L’evento che ha generato la varietà di organismi pluricellulari che attraverso diversi esperimenti evolutivi, molti dei quali rivelatesi dei vicoli ciechi della sperimentazione, è conosciuto come l’esplosione del Cambriano, dal nome dell’era geologica cui risalgono i ritrovamenti dei primi organismi pluricellulari organizzati in prede e predatori.

Prima dell’esplosione cambriana esistevano organismi unicellulari semplici, al massimo organizzati in colonie senza specializzazione di compiti da parte dei singoli individui.
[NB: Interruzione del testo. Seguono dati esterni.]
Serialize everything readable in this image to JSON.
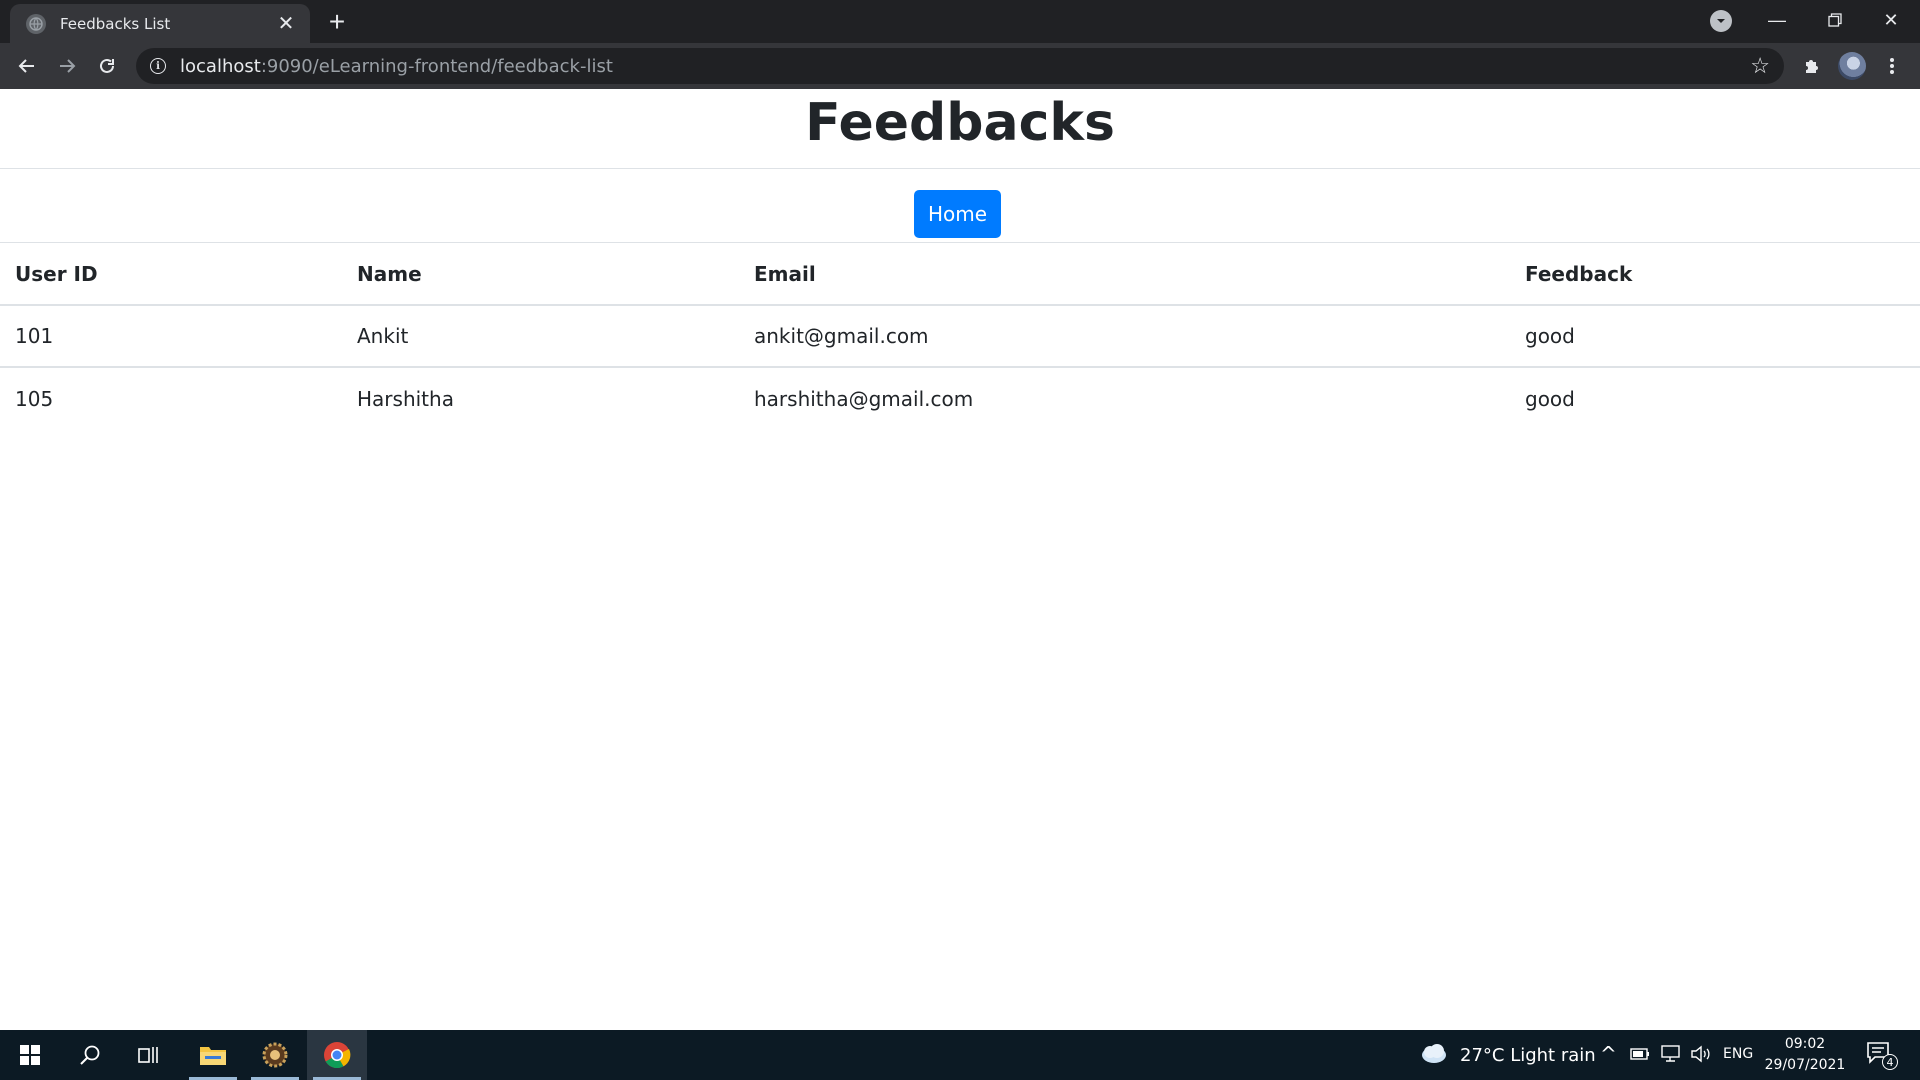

Circa 550-530 milioni di anni fa comparve la maggior parte dei più importanti raggruppamenti filetici i cui discendenti hanno originano la varietà di specie presenti sulla Terra.

L’insieme degli eventi di cui abbiamo parlato costituisce una catena di coincidenze che molti autori ritengono enormemente fortuita e statisticamente molto improbabile. Questo, insieme alla tenera età della nostra tecnologia (circa 150 anni) fa ritenere che la presenza della vita nell’universo sia altamente probabile, visto l’enorme numero di galassie e di stelle che le costituiscono, mentre sia poco probabile nella via Lattea.

Anche se non siamo, quindi, la sola civiltà tecnologicamente avanzata, è molto probabile che siamo una delle prime, se non l’unica.

In ogni caso l’umanità ha un enorme obbligo morale nei confronti di questo pianeta, delle specie che lo popolano e delle generazioni future: che ci siano altre civiltà che guardano le stelle di notte o che si sia soli nella nostra galassia, stiamo compiendo adesso decisioni che detteranno, nel bene o nel male, il futuro di tutti noi e del pianeta che ci ospita.